Social mobility experts have warned that government proposals to introduce minimum eligibility requirements for higher education loans in England will hit poorest students hardest, in effect “closing off university prospects at age three” for the most disadvantaged.
On Thursday ministers are expected to outline plans that would prevent pupils from taking out student loans to study at university if they fail maths and English GCSEs, as part of its long-awaited response to the Augar review of post-18 higher education funding.
Proposals to introduce a lifelong loan entitlement (LLE), worth the equivalent of four years of post-18 education to support students to train and study throughout their lives through flexible courses, are also expected to form part of the package of reforms, which are likely to be the subject of a lengthy consultation.
Headlines, however, are likely to focus on any government proposals to limit student numbers and block candidates who fail to pass GCSE maths or English, which many see as a retrograde step to efforts to widen participation in higher education.
Lee Elliot Major, a professor of social mobility at the University of Exeter, warned: “If this is implemented crudely it will effectively be closing off university prospects at age three for many poorer children. Our research shows the depressingly strong link between achieving poorly in early-age tests and failing to get passes in English and maths GCSEs at age 16.
“Children from the lowest fifth of family income backgrounds are five times more likely to leave school without passes in English and maths GCSEs basic skills than those from the highest fifth of incomes,” he added. “We already label a third of pupils taking English and maths GCSEs as failures – this will only condemn them further.”
About 71% of pupils in England achieve a grade 4 in GCSE English and maths, falling to 52% among disadvantaged households. Among English 18-year-olds accepted on university courses, 92% got grade 4 in English and maths in 2020, meaning the 8% who did not might not in future be able to access higher education.
Sir Peter Lampl, the founder and executive chair of the Sutton Trust, warned: “Universities are the key route to social mobility, so it is crucial that young people who have the potential to benefit from higher education are able to do so, whatever their background.
“The introduction of any minimum grade requirement is always going to have the biggest impact on the poorest young people, as they are more likely to have lower grades because of the disadvantages they have faced in their schooling.”

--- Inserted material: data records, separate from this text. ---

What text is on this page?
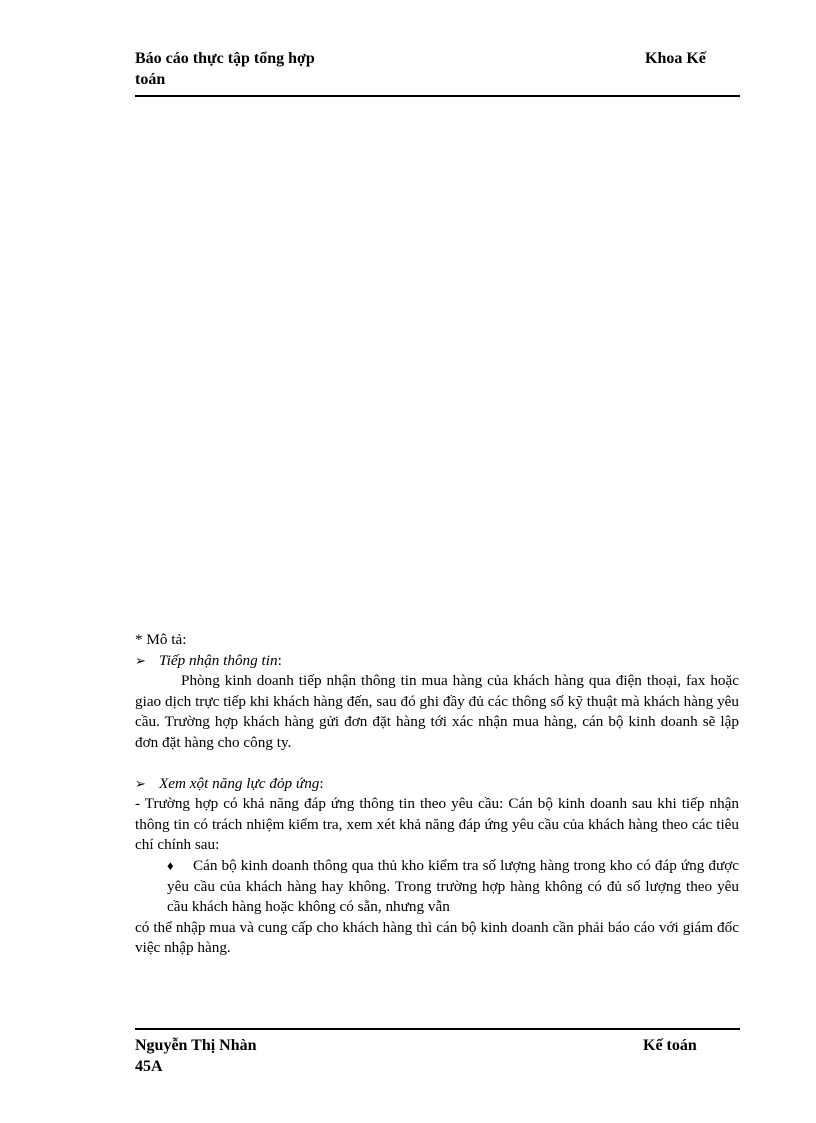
Báo cáo thực tập tổng hợp	Khoa Kế
toán

* Mô tả:

➢ Tiếp nhận thông tin:

Phòng kinh doanh tiếp nhận thông tin mua hàng của khách hàng qua điện thoại, fax hoặc giao dịch trực tiếp khi khách hàng đến, sau đó ghi đầy đủ các thông số kỹ thuật mà khách hàng yêu cầu. Trường hợp khách hàng gửi đơn đặt hàng tới xác nhận mua hàng, cán bộ kinh doanh sẽ lập đơn đặt hàng cho công ty.

➢ Xem xột năng lực đỏp ứng:

- Trường hợp có khả năng đáp ứng thông tin theo yêu cầu: Cán bộ kinh doanh sau khi tiếp nhận thông tin có trách nhiệm kiểm tra, xem xét khả năng đáp ứng yêu cầu của khách hàng theo các tiêu chí chính sau:

♦ Cán bộ kinh doanh thông qua thủ kho kiểm tra số lượng hàng trong kho có đáp ứng được yêu cầu của khách hàng hay không. Trong trường hợp hàng không có đủ số lượng theo yêu cầu khách hàng hoặc không có sẵn, nhưng vẫn

có thể nhập mua và cung cấp cho khách hàng thì cán bộ kinh doanh cần phải báo cáo với giám đốc việc nhập hàng.

Nguyễn Thị Nhàn	Kế toán
45A
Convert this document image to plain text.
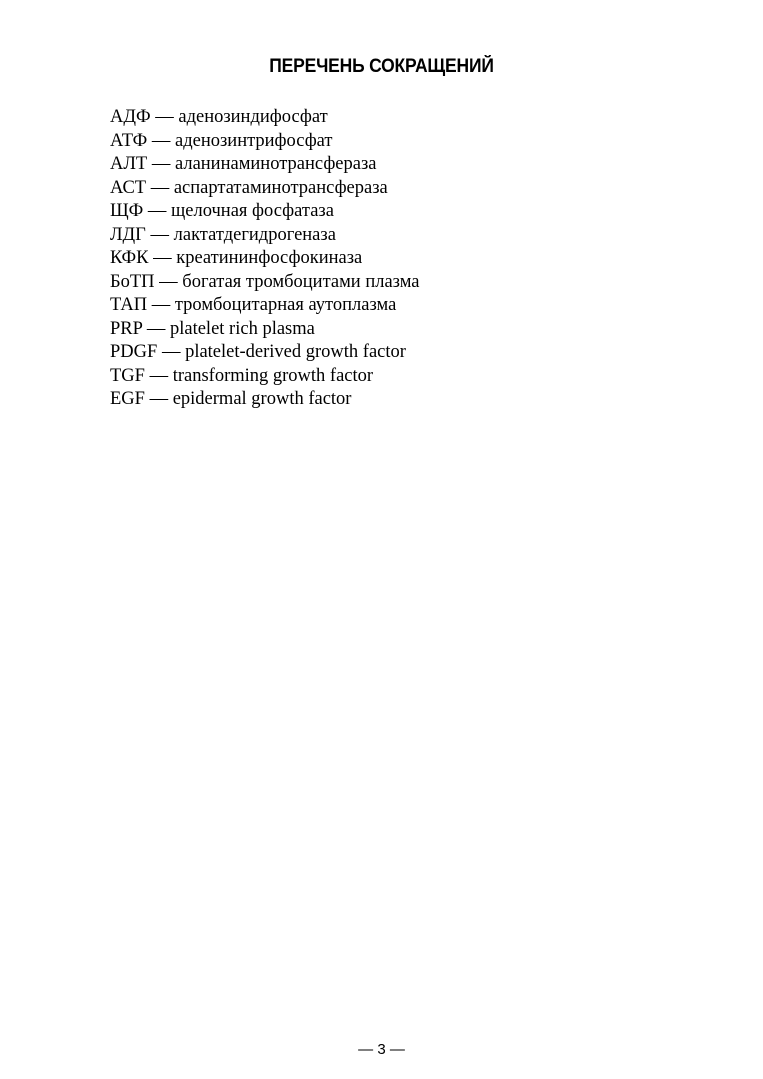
ПЕРЕЧЕНЬ СОКРАЩЕНИЙ
АДФ — аденозиндифосфат
АТФ — аденозинтрифосфат
АЛТ — аланинаминотрансфераза
АСТ — аспартатаминотрансфераза
ЩФ — щелочная фосфатаза
ЛДГ — лактатдегидрогеназа
КФК — креатининфосфокиназа
БоТП — богатая тромбоцитами плазма
ТАП — тромбоцитарная аутоплазма
PRP — platelet rich plasma
PDGF — platelet-derived growth factor
TGF — transforming growth factor
EGF — epidermal growth factor
— 3 —
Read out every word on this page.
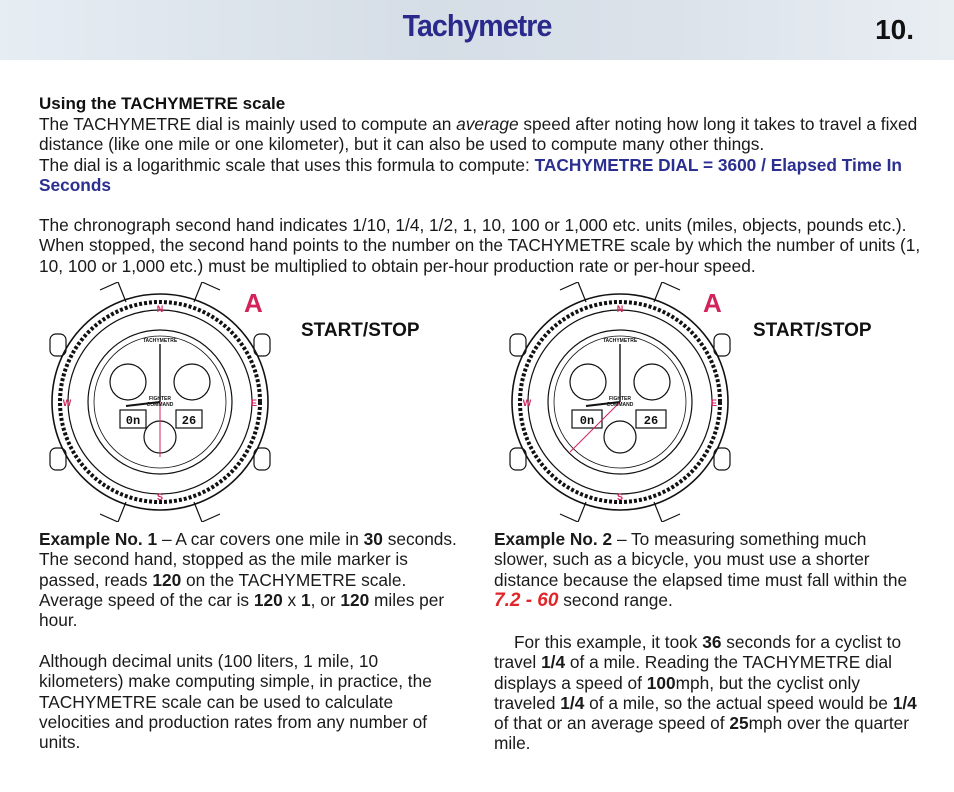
Tachymetre	10.
Using the TACHYMETRE scale
The TACHYMETRE dial is mainly used to compute an average speed after noting how long it takes to travel a fixed distance (like one mile or one kilometer), but it can also be used to compute many other things.
The dial is a logarithmic scale that uses this formula to compute: TACHYMETRE DIAL = 3600 / Elapsed Time In Seconds
The chronograph second hand indicates 1/10, 1/4, 1/2, 1, 10, 100 or 1,000 etc. units (miles, objects, pounds etc.). When stopped, the second hand points to the number on the TACHYMETRE scale by which the number of units (1, 10, 100 or 1,000 etc.) must be multiplied to obtain per-hour production rate or per-hour speed.
N
E
S
W
TACHYMETRE
FIGHTER
COMMAND
0n	26
A
START/STOP
N
E
S
W
TACHYMETRE
FIGHTER
COMMAND
0n	26
A
START/STOP
Example No. 1 – A car covers one mile in 30 seconds. The second hand, stopped as the mile marker is passed, reads 120 on the TACHYMETRE scale. Average speed of the car is 120 x 1, or 120 miles per hour.
Although decimal units (100 liters, 1 mile, 10 kilometers) make computing simple, in practice, the TACHYMETRE scale can be used to calculate velocities and production rates from any number of units.
Example No. 2 – To measuring something much slower, such as a bicycle, you must use a shorter distance because the elapsed time must fall within the 7.2 - 60 second range.
For this example, it took 36 seconds for a cyclist to travel 1/4 of a mile. Reading the TACHYMETRE dial displays a speed of 100mph, but the cyclist only traveled 1/4 of a mile, so the actual speed would be 1/4 of that or an average speed of 25mph over the quarter mile.
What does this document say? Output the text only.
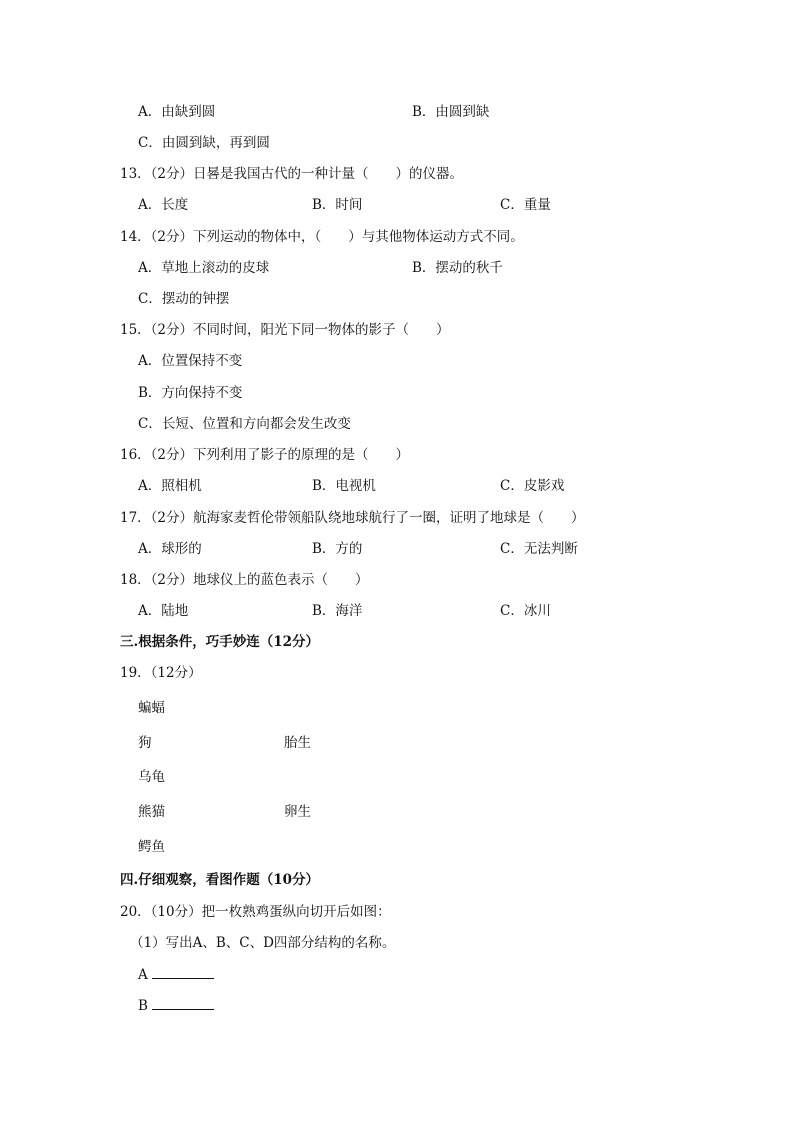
A．由缺到圆	B．由圆到缺
C．由圆到缺，再到圆
13．（2分）日晷是我国古代的一种计量（　　）的仪器。
A．长度	B．时间	C．重量
14．（2分）下列运动的物体中，（　　）与其他物体运动方式不同。
A．草地上滚动的皮球	B．摆动的秋千
C．摆动的钟摆
15．（2分）不同时间，阳光下同一物体的影子（　　）
A．位置保持不变
B．方向保持不变
C．长短、位置和方向都会发生改变
16．（2分）下列利用了影子的原理的是（　　）
A．照相机	B．电视机	C．皮影戏
17．（2分）航海家麦哲伦带领船队绕地球航行了一圈，证明了地球是（　　）
A．球形的	B．方的	C．无法判断
18．（2分）地球仪上的蓝色表示（　　）
A．陆地	B．海洋	C．冰川
三.根据条件，巧手妙连（12分）
19．（12分）
蝙蝠
狗	胎生
乌龟
熊猫	卵生
鳄鱼
四.仔细观察，看图作题（10分）
20．（10分）把一枚熟鸡蛋纵向切开后如图：
（1）写出A、B、C、D四部分结构的名称。
A
B
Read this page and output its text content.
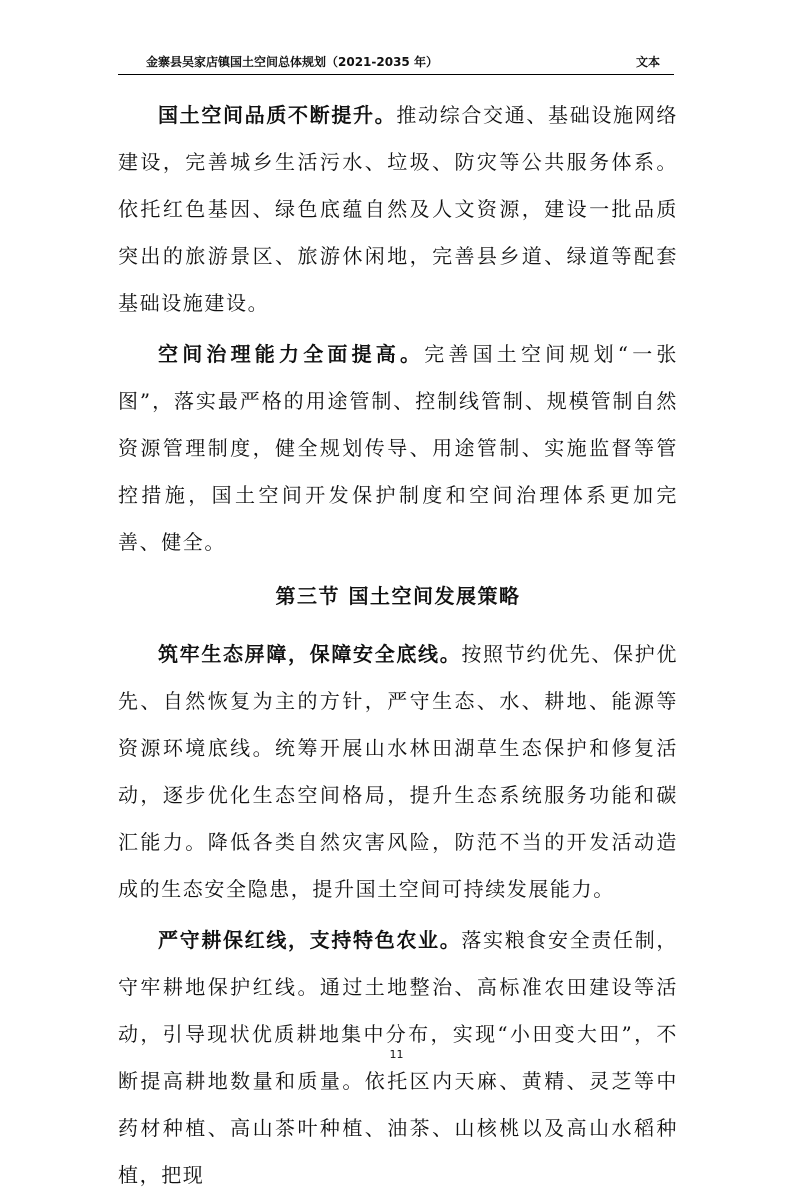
金寨县吴家店镇国土空间总体规划（2021-2035 年）	文本

国土空间品质不断提升。推动综合交通、基础设施网络建设，完善城乡生活污水、垃圾、防灾等公共服务体系。依托红色基因、绿色底蕴自然及人文资源，建设一批品质突出的旅游景区、旅游休闲地，完善县乡道、绿道等配套基础设施建设。

空间治理能力全面提高。完善国土空间规划“一张图”，落实最严格的用途管制、控制线管制、规模管制自然资源管理制度，健全规划传导、用途管制、实施监督等管控措施，国土空间开发保护制度和空间治理体系更加完善、健全。

第三节 国土空间发展策略

筑牢生态屏障，保障安全底线。按照节约优先、保护优先、自然恢复为主的方针，严守生态、水、耕地、能源等资源环境底线。统筹开展山水林田湖草生态保护和修复活动，逐步优化生态空间格局，提升生态系统服务功能和碳汇能力。降低各类自然灾害风险，防范不当的开发活动造成的生态安全隐患，提升国土空间可持续发展能力。

严守耕保红线，支持特色农业。落实粮食安全责任制，守牢耕地保护红线。通过土地整治、高标准农田建设等活动，引导现状优质耕地集中分布，实现“小田变大田”，不断提高耕地数量和质量。依托区内天麻、黄精、灵芝等中药材种植、高山茶叶种植、油茶、山核桃以及高山水稻种植，把现

11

Ryan Shorthouse, the chief executive of the centre-right thinktank Bright Blue and former adviser to the Conservative party on families and education, added: “Restricting access to student loans is not the right way to reduce the government’s subsidy on student loans. It penalises prospective students, disproportionately those from Britain’s poorest families.”
Geoff Barton, the general secretary of the Association of School and College Leaders, said: “Those with the aspiration and commitment to access higher education should be helped to achieve that ambition. To do the opposite smacks of a lack of ambition on the part of the government. It seems more like a case of removing the ladder up, rather than levelling up.”
Other headline measures likely to be announced include the freezing of the tuition fee at £9,250 for another two years, until the end of the current parliament. That will result in an effective cut in university incomes from teaching undergraduates, with the value of the tuition fee already considerably eroded by inflation. In real terms its value by 2024 is likely to be much less than £7,000, depending on the rate of inflation.
The government is also expected to announce a similar freeze on the threshold earnings for student loan repayments, hitting recent graduates who will find themselves having to make higher repayments as their wages rise more quickly above the threshold.